Le conseil a souligné que "sur la base des informations fournies", il n'avait "pas pu établir de preuves de violations des droits fondamentaux".

Il a toutefois précisé que ses conclusions concernaient certains incidents et que des clarifications supplémentaires étaient nécessaires pour achever l'examen des faits.

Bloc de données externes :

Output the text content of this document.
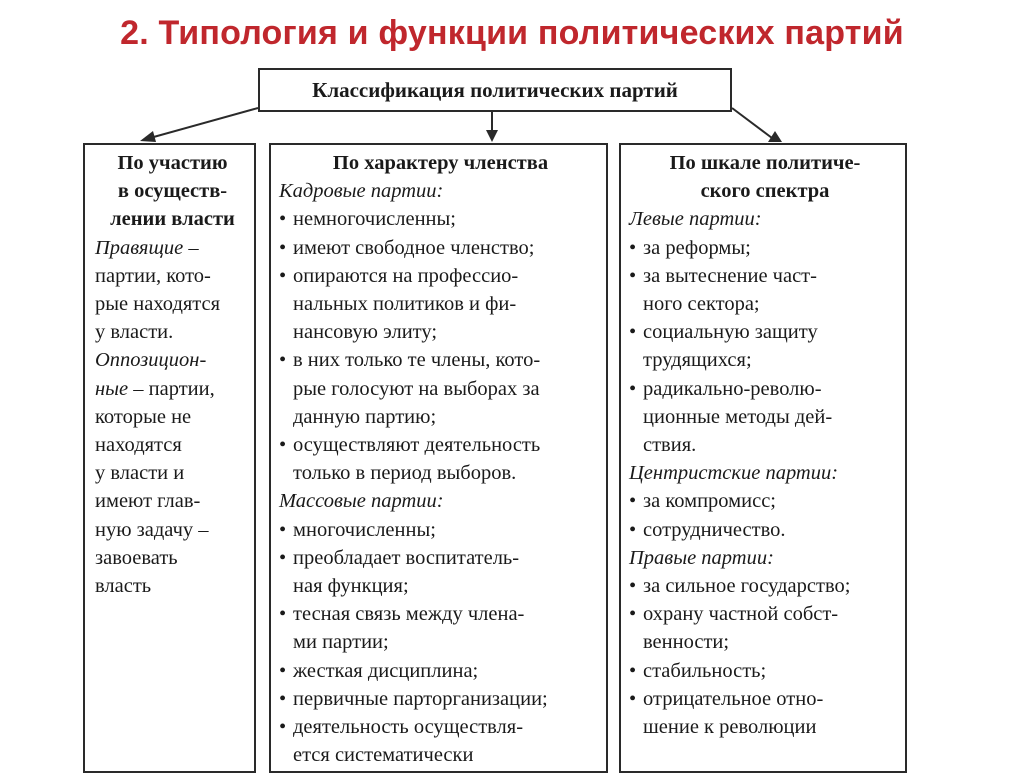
2. Типология и функции политических партий
Классификация политических партий
По участию
в осуществ-
лении власти
Правящие –
партии, кото-
рые находятся
у власти.
Оппозицион-
ные – партии,
которые не
находятся
у власти и
имеют глав-
ную задачу –
завоевать
власть
По характеру членства
Кадровые партии:
• немногочисленны;
• имеют свободное членство;
• опираются на профессио-
нальных политиков и фи-
нансовую элиту;
• в них только те члены, кото-
рые голосуют на выборах за
данную партию;
• осуществляют деятельность
только в период выборов.
Массовые партии:
• многочисленны;
• преобладает воспитатель-
ная функция;
• тесная связь между члена-
ми партии;
• жесткая дисциплина;
• первичные парторганизации;
• деятельность осуществля-
ется систематически
По шкале политиче-
ского спектра
Левые партии:
• за реформы;
• за вытеснение част-
ного сектора;
• социальную защиту
трудящихся;
• радикально-револю-
ционные методы дей-
ствия.
Центристские партии:
• за компромисс;
• сотрудничество.
Правые партии:
• за сильное государство;
• охрану частной собст-
венности;
• стабильность;
• отрицательное отно-
шение к революции
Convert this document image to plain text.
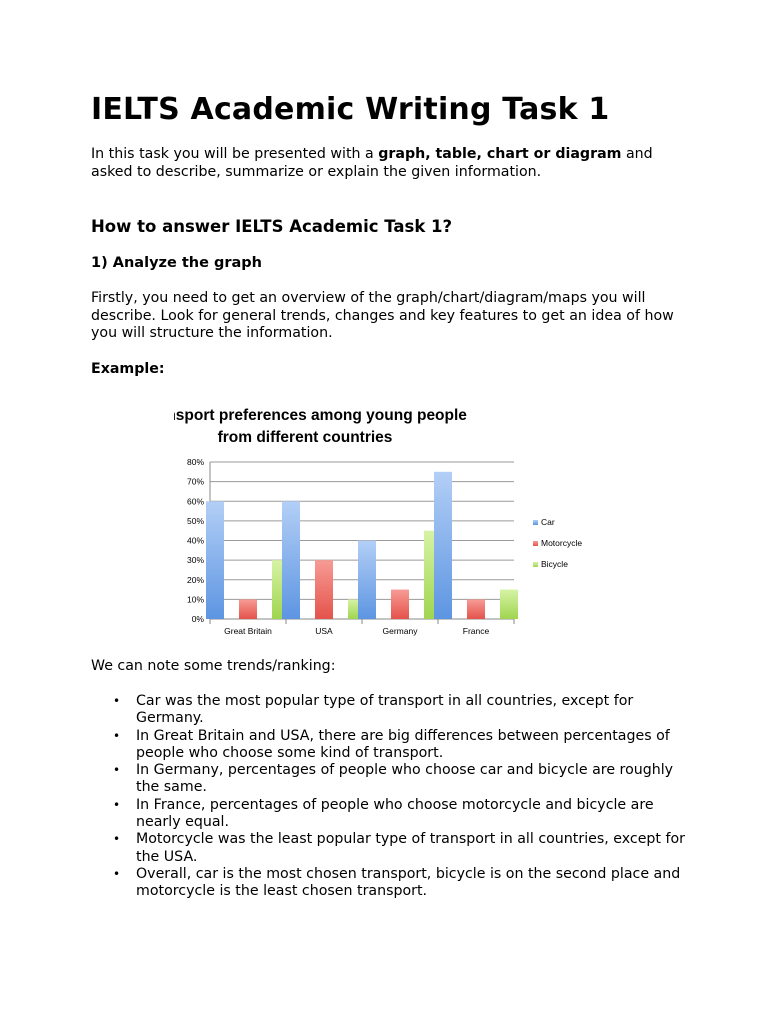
IELTS Academic Writing Task 1

In this task you will be presented with a graph, table, chart or diagram and asked to describe, summarize or explain the given information.

How to answer IELTS Academic Task 1?
1) Analyze the graph

Firstly, you need to get an overview of the graph/chart/diagram/maps you will describe. Look for general trends, changes and key features to get an idea of how you will structure the information.

Example:

Transport preferences among young people
from different countries
0%
10%
20%
30%
40%
50%
60%
70%
80%
Great Britain	USA	Germany	France
Car
Motorcycle
Bicycle

We can note some trends/ranking:

• Car was the most popular type of transport in all countries, except for Germany.
• In Great Britain and USA, there are big differences between percentages of people who choose some kind of transport.
• In Germany, percentages of people who choose car and bicycle are roughly the same.
• In France, percentages of people who choose motorcycle and bicycle are nearly equal.
• Motorcycle was the least popular type of transport in all countries, except for the USA.
• Overall, car is the most chosen transport, bicycle is on the second place and motorcycle is the least chosen transport.
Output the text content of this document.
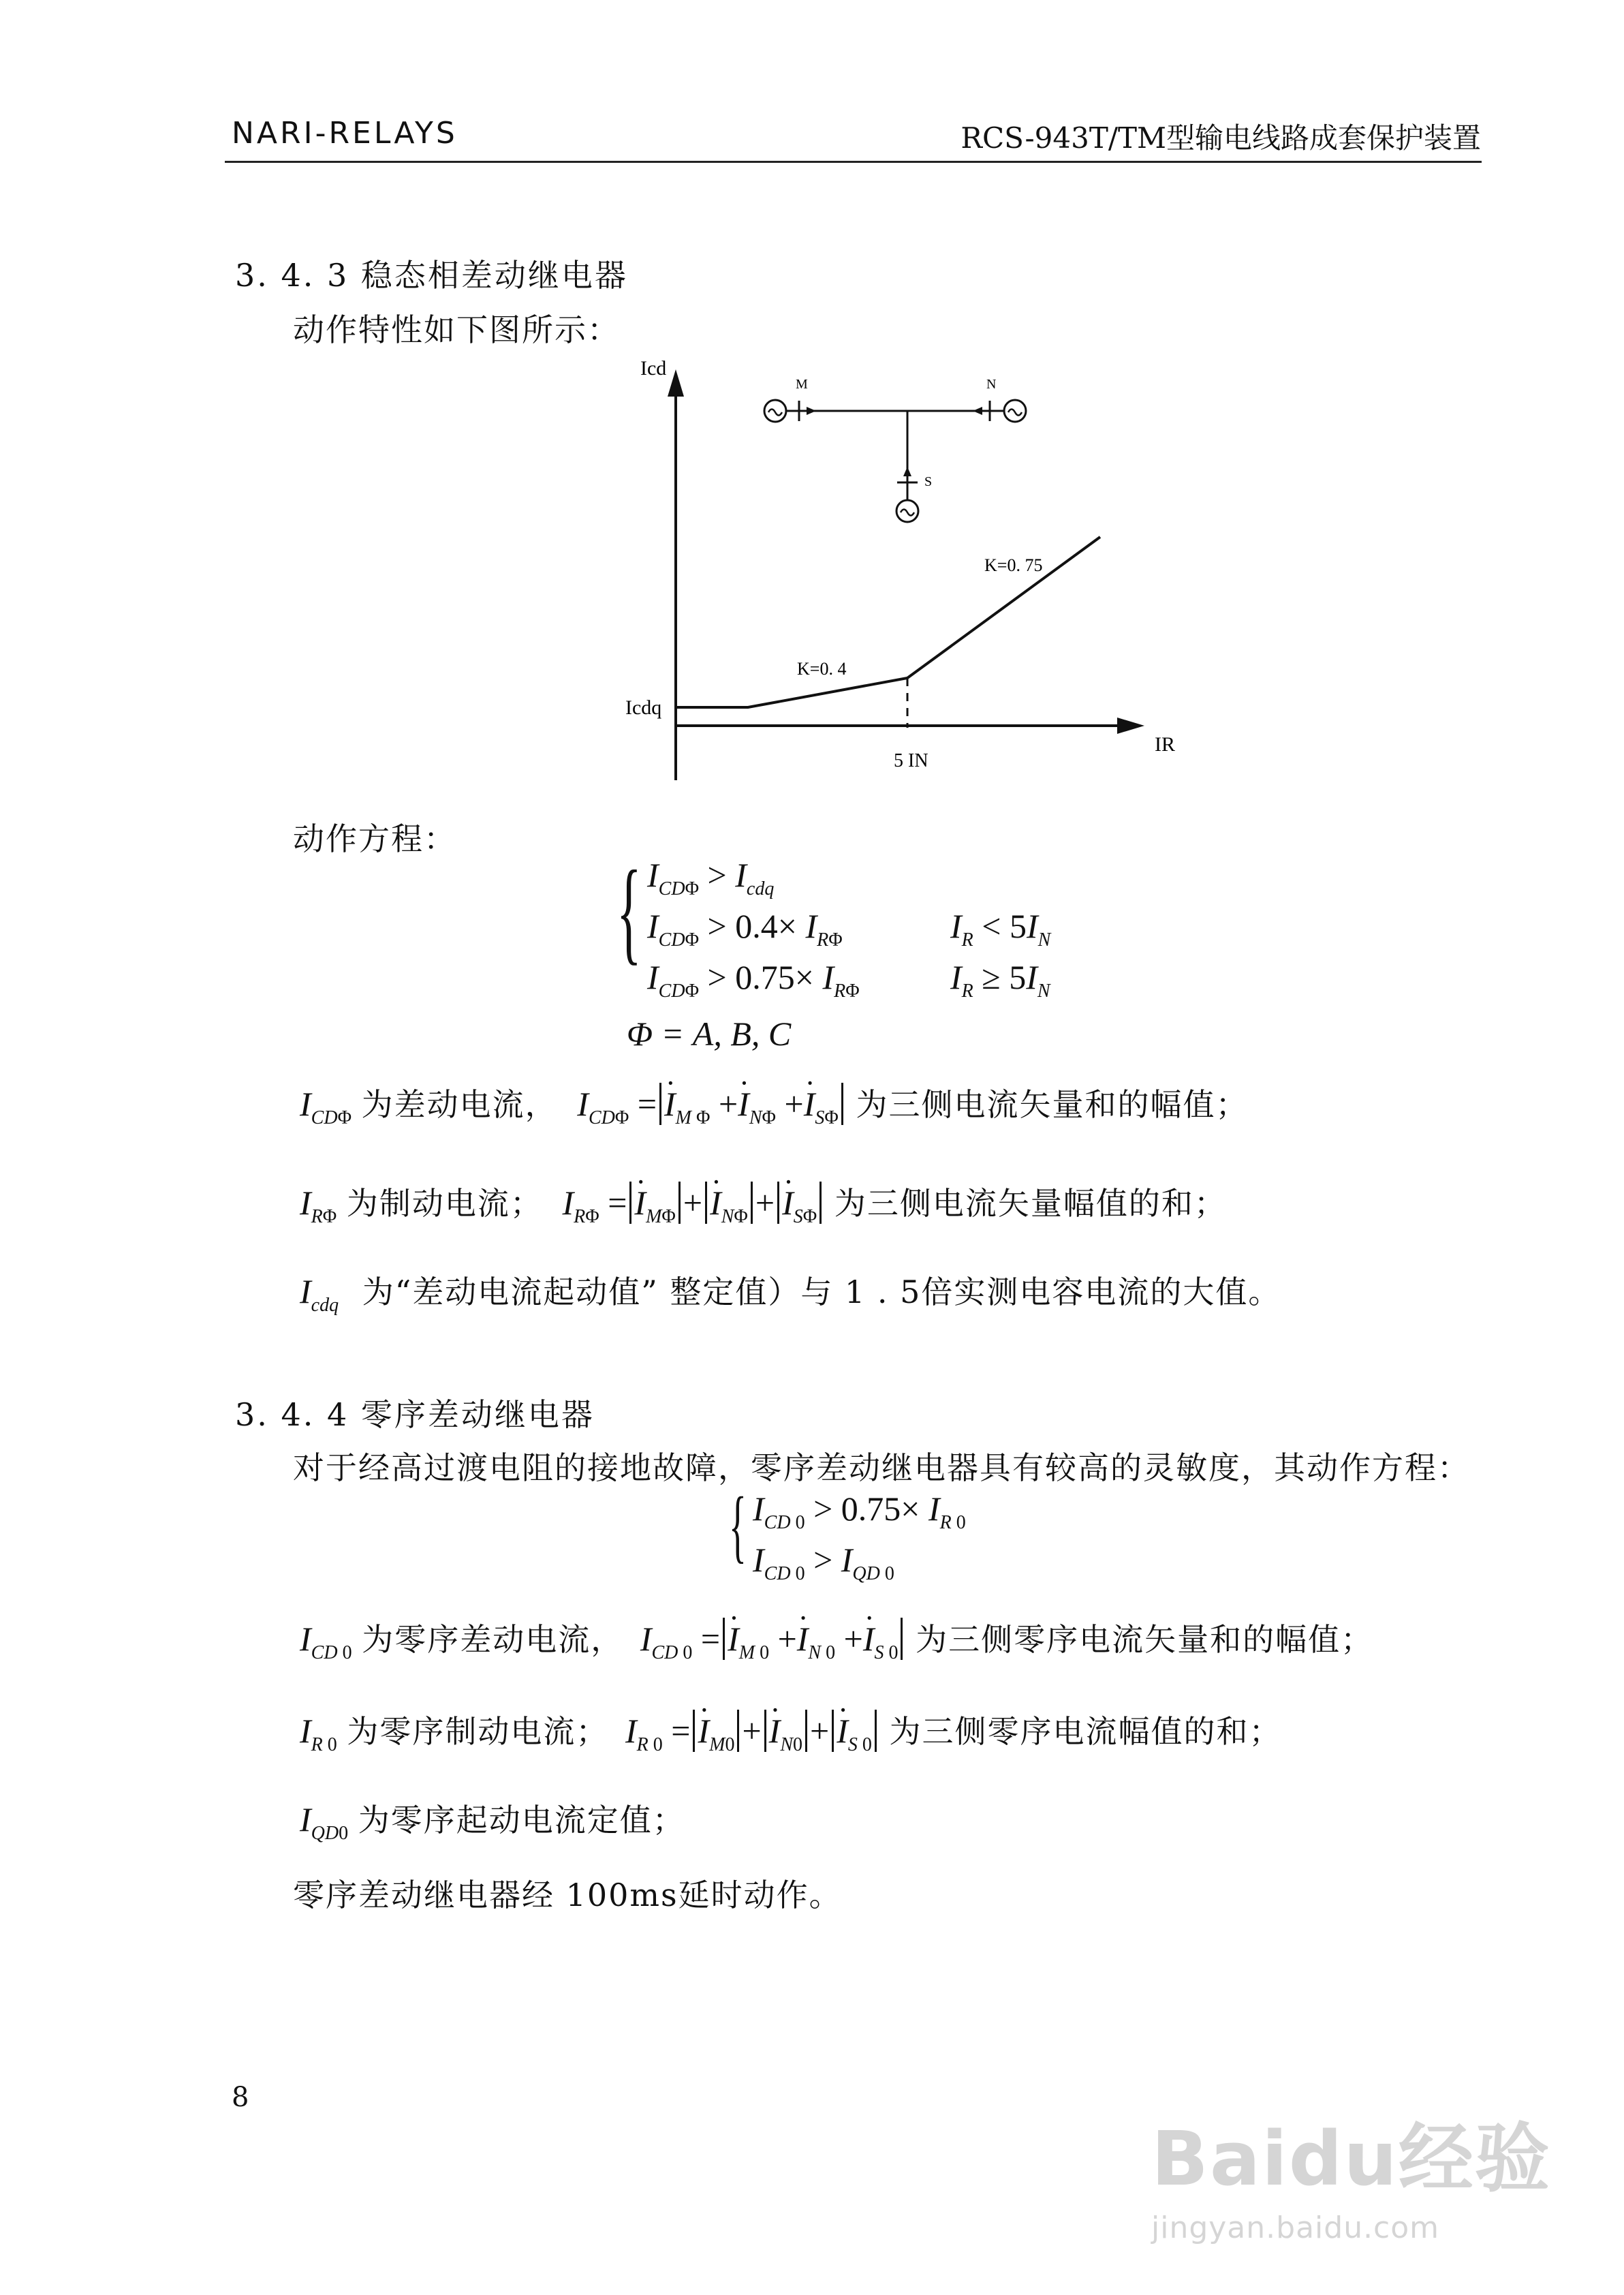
NARI-RELAYS	RCS-943T/TM型输电线路成套保护装置
3. 4. 3 稳态相差动继电器
动作特性如下图所示：
Icd
IR
Icdq
K=0. 4
K=0. 75
5 IN
M	N
S
动作方程：
{ $I_{CD\Phi} > I_{cdq}$
$I_{CD\Phi} > 0.4\times I_{R\Phi}$	$I_R < 5I_N$
$I_{CD\Phi} > 0.75\times I_{R\Phi}$	$I_R \ge 5I_N$
Φ = A, B, C
$I_{CD\Phi}$ 为差动电流， $I_{CD\Phi} =\cdot I_{M \Phi} +\cdot I_{N\Phi} +\cdot I_{S\Phi}$ 为三侧电流矢量和的幅值；
$I_{R\Phi}$ 为制动电流； $I_{R\Phi} =\cdot I_{M\Phi} +\cdot I_{N\Phi} +\cdot I_{S\Phi}$ 为三侧电流矢量幅值的和；
$I_{cdq}$ 为“差动电流起动值” 整定值）与 1 . 5倍实测电容电流的大值。
3. 4. 4 零序差动继电器
对于经高过渡电阻的接地故障，零序差动继电器具有较高的灵敏度，其动作方程：
{ $I_{CD 0} > 0.75\times I_{R 0}$
$I_{CD 0} > I_{QD 0}$
$I_{CD 0}$ 为零序差动电流， $I_{CD 0} =\cdot I_{M 0} +\cdot I_{N 0} +\cdot I_{S 0}$ 为三侧零序电流矢量和的幅值；
$I_{R 0}$ 为零序制动电流； $I_{R 0} =\cdot I_{M0} +\cdot I_{N0} +\cdot I_{S 0}$ 为三侧零序电流幅值的和；
$I_{QD0}$ 为零序起动电流定值；
零序差动继电器经 100ms延时动作。
8
Baidu经验
jingyan.baidu.com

Il a également déploré que l'agence n'ait pas fourni à temps des informations sur certains incidents, et demandé au directeur exécutif de Frontex, le Français Fabrice Leggeri, de "fournir immédiatement les informations manquantes".

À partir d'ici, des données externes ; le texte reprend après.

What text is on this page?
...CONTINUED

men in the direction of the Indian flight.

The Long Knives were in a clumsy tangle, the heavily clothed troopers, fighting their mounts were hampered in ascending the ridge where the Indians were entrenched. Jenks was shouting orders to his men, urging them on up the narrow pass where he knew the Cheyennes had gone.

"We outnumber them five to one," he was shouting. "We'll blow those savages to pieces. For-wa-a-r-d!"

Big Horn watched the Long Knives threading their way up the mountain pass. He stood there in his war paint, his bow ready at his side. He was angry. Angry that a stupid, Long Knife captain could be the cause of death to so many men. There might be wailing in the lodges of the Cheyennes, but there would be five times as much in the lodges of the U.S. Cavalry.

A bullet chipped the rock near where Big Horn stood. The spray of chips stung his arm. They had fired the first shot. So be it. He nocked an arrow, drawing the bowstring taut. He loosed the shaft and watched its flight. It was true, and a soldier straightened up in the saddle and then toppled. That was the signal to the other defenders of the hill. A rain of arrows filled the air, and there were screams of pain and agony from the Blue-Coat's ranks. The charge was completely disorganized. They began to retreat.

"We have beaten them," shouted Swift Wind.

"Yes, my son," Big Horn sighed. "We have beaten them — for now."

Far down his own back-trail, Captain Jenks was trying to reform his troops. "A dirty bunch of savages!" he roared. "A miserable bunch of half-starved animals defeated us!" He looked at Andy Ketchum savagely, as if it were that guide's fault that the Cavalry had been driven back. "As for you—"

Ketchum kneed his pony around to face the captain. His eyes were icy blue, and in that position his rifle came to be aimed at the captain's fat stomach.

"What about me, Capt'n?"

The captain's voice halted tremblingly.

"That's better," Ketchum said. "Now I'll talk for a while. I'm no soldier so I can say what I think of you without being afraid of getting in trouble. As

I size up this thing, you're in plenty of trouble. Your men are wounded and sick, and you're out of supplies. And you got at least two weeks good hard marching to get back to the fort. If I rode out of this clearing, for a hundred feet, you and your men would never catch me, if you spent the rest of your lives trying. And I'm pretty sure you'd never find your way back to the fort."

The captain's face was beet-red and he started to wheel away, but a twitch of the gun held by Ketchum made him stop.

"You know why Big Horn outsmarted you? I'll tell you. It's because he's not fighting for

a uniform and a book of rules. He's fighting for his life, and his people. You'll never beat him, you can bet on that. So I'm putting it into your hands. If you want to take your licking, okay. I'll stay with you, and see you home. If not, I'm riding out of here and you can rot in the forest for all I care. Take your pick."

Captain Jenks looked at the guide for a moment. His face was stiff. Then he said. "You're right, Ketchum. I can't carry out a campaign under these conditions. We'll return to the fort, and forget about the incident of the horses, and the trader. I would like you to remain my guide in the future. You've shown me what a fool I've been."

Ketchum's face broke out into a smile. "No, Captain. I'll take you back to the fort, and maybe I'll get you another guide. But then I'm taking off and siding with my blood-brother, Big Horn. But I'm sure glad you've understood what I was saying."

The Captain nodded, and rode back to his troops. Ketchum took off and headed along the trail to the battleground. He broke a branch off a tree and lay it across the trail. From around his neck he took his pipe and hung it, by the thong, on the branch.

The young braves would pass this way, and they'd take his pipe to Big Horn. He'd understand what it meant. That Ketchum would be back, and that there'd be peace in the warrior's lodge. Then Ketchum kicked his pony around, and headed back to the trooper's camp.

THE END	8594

L'agence européenne de garde-frontières et de garde-côtes a été pointée du doigt en octobre dans une enquête de plusieurs médias, dont le magazine allemand Spiegel, l'accusant d'être impliquée avec les garde-côtes grecs dans des incidents de refoulement de bateaux de demandeurs d'asile de Grèce vers la Turquie.

L'office européen de lutte antifraude Olaf a confirmé en janvier avoir ouvert une enquête concernant Frontex. Selon der Spiegel, l'Olaf a effectué début décembre une perquisition au siège de l'agence à Varsovie, notamment dans les bureaux de M. Leggeri. Plusieurs députés du parlement européen ont réclamé la démission de M. Leggeri, mais Frontex a indiqué mercredi qu'il n'avait pas l'intention de démissionner.

Jeudi, M. Leggeri s'est félicité dans un tweet que "jusqu'à présent le groupe de travail (mis en place par le conseil d'administration) n'ait pas trouvé de preuve d'une quelconque implication dans les refoulements supposés".

Agence créée en 2004, Frontex prévoit de disposer d'un effectif permanent de 10.000 garde-frontières et garde-côtes à l'horizon 2027.